Sivyj Yar, From the Dead Villages’ Darkness, Italy, Avantgarde Music, CD (2014)
Russian one-man black metal projects are a dime a dozen these days; perhaps this phenomenon is a sign of the increasing prosperity of the country, that many people in different parts of Russia now are forming their own bands or projects, writing and playing their own music, and releasing it independently or through various labels. Sivyj Yar is one solo project (based in Vyritsa in the Leningrad administrative district near Saint Petersburg) that has actually been going for nearly decade with a respectable discography, with “From the Dead Villages’ Darkness” being its third full-length release.
Sivyj Yar’s main lyrical concerns deal with Russian / Slavic mythology, past cultural and pagan heritage and pride. On this album though, to judge from the songs’ titles translated into English, the theme is the suffering of rural villages and peasants, as an important strand in the make-up of the Russian character, its stoicism and patience in the face of hardship and disaster. The arrangement of the songs suggests a definite narrative from the initial disaster (perhaps a mass burning?) to its aftermath: all appears to be hopeless and the whole world seems to be shutting down. Listeners might presume that Nature will reclaim the abandoned fields and the fallen wooden houses of peasants either killed or long gone away.
The music takes in many influences from folk to post-metal and features various acoustic instruments such as violin, cello and flute but essentially it is melodic and often pop-friendly post-BM with an emphasis on catchy tremolo-guitar riffs, capable lead guitar soloing and often very good drumming. Bass guitar sometimes follows its own path through the music and in a number of tracks nature-based field recordings like falling water may be used. Songs coast along at a brisk pace and main man Vladimir finds room for blast-beat drumming sequences. Each track is crafted with thought and care, with the result that while there might be a lot of music in each song, it never sounds rushed or confused and each instrument can be heard clearly, though the quality of production might not be great (it sounds a little bleached). Background cold space-ambient synth wash on some tracks gives the music a chilling, despairing effect and there is a strong sense of hopelessness.
There can be a lot to absorb here and I would have preferred the album to be a bit slower to allow the melancholy, the loneliness and the dark atmosphere to make more impression than they do. The singing can be thin and ragged and it has to fight for attention above the guitars and the swirling violin melodies.
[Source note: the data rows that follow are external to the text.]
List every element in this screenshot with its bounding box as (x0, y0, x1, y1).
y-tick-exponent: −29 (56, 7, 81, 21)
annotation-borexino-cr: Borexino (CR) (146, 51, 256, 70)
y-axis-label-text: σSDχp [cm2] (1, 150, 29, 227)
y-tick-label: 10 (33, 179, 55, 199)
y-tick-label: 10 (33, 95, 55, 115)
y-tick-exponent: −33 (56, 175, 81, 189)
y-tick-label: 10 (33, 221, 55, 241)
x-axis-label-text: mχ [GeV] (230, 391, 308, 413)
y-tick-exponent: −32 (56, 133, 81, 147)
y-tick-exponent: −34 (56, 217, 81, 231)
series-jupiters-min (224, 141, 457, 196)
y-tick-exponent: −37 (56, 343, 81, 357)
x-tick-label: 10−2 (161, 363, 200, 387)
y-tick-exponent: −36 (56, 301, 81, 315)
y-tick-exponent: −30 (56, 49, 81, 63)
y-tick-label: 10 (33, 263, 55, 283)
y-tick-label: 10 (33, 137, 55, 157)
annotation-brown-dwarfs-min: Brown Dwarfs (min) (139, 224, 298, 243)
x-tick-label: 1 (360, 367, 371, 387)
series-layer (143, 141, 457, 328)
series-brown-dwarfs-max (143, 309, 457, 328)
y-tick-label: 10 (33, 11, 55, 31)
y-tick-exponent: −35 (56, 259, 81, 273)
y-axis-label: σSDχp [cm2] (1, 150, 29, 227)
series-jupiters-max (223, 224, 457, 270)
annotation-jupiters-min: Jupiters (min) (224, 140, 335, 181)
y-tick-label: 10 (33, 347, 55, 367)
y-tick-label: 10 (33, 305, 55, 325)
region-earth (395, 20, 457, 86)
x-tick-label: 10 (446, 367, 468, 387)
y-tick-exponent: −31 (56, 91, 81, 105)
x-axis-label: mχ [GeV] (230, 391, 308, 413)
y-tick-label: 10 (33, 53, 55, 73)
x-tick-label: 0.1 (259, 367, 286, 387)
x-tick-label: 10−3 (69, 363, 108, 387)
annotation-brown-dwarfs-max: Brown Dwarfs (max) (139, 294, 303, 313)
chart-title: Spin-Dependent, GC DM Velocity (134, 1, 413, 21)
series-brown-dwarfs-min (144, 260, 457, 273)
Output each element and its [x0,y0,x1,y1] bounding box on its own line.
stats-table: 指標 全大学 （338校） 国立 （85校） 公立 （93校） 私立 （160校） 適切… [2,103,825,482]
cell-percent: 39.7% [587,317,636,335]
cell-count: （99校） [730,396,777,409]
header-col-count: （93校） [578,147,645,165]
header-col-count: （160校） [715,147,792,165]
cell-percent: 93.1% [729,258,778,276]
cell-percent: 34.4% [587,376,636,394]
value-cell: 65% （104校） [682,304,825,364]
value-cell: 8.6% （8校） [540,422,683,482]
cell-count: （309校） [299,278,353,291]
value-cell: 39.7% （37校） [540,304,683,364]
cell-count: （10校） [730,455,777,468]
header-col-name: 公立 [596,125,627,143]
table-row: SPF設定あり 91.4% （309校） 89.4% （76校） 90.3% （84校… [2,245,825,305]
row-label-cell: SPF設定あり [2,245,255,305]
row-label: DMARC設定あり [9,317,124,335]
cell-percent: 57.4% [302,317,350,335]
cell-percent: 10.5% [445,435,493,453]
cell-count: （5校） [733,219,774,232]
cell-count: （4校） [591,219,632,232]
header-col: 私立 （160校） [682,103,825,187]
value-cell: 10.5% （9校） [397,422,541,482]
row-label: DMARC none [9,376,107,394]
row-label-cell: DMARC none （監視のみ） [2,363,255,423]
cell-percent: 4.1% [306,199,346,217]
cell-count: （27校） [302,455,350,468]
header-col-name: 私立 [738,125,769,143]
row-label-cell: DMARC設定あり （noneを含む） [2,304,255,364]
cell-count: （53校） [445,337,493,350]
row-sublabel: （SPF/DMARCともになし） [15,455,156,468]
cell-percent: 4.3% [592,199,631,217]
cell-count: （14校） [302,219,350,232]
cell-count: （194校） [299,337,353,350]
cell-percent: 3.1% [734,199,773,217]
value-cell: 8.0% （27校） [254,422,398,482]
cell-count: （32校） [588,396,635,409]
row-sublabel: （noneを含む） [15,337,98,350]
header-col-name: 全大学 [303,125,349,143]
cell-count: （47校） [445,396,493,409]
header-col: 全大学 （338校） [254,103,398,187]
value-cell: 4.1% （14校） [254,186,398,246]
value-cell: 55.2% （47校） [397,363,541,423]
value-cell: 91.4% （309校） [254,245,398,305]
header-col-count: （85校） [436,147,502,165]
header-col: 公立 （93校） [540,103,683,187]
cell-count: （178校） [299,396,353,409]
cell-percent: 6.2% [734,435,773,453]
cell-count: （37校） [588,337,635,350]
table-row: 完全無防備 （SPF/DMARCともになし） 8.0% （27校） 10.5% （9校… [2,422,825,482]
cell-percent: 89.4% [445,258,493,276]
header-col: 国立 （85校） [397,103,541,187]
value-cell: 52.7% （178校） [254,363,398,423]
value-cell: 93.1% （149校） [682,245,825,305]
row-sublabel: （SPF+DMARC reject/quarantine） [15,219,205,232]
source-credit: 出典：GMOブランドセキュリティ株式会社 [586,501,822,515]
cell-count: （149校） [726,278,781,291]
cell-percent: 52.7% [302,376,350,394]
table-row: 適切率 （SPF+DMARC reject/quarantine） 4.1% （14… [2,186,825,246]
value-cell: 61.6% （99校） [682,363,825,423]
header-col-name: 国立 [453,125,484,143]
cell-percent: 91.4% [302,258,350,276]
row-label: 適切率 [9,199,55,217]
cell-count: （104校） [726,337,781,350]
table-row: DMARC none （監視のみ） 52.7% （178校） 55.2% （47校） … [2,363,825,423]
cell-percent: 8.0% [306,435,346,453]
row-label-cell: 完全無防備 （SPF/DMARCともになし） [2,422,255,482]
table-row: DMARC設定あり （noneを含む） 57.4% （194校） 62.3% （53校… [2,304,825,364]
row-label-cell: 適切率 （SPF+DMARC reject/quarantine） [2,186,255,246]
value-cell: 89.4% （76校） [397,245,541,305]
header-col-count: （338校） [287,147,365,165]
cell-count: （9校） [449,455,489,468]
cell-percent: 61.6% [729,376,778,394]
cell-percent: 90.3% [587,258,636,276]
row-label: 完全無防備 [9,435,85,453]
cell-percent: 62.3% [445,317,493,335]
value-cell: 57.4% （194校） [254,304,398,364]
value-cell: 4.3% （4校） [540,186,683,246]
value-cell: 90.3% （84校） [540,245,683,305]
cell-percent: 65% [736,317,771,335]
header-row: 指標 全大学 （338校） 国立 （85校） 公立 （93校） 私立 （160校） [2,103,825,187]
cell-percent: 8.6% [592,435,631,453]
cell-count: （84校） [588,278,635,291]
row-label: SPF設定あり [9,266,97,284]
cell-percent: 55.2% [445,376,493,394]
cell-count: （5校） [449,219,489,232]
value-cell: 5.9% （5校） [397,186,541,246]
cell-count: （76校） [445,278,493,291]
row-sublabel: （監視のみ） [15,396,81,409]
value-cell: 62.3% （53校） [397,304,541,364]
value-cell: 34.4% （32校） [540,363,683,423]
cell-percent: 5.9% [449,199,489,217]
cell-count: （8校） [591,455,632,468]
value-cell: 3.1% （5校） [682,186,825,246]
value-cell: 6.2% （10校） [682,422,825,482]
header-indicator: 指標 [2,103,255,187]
The odd occasion where one instrument might be allowed to play, to express the despair and hopelessness in the lyrics, would have been very welcome. There are moments where a bluesy-sounding guitar appears and they carry intense emotion. Sivyj Yar could have brought in a balalaika or zither for an even more folk-flavoured rural BM style that would make the music stand out more among his post-BM contemporaries.
In my view, this is a very good album but it could have been much better with a less generic and commercial-sounding post-BM influence and more Slavic folk and ambient elements.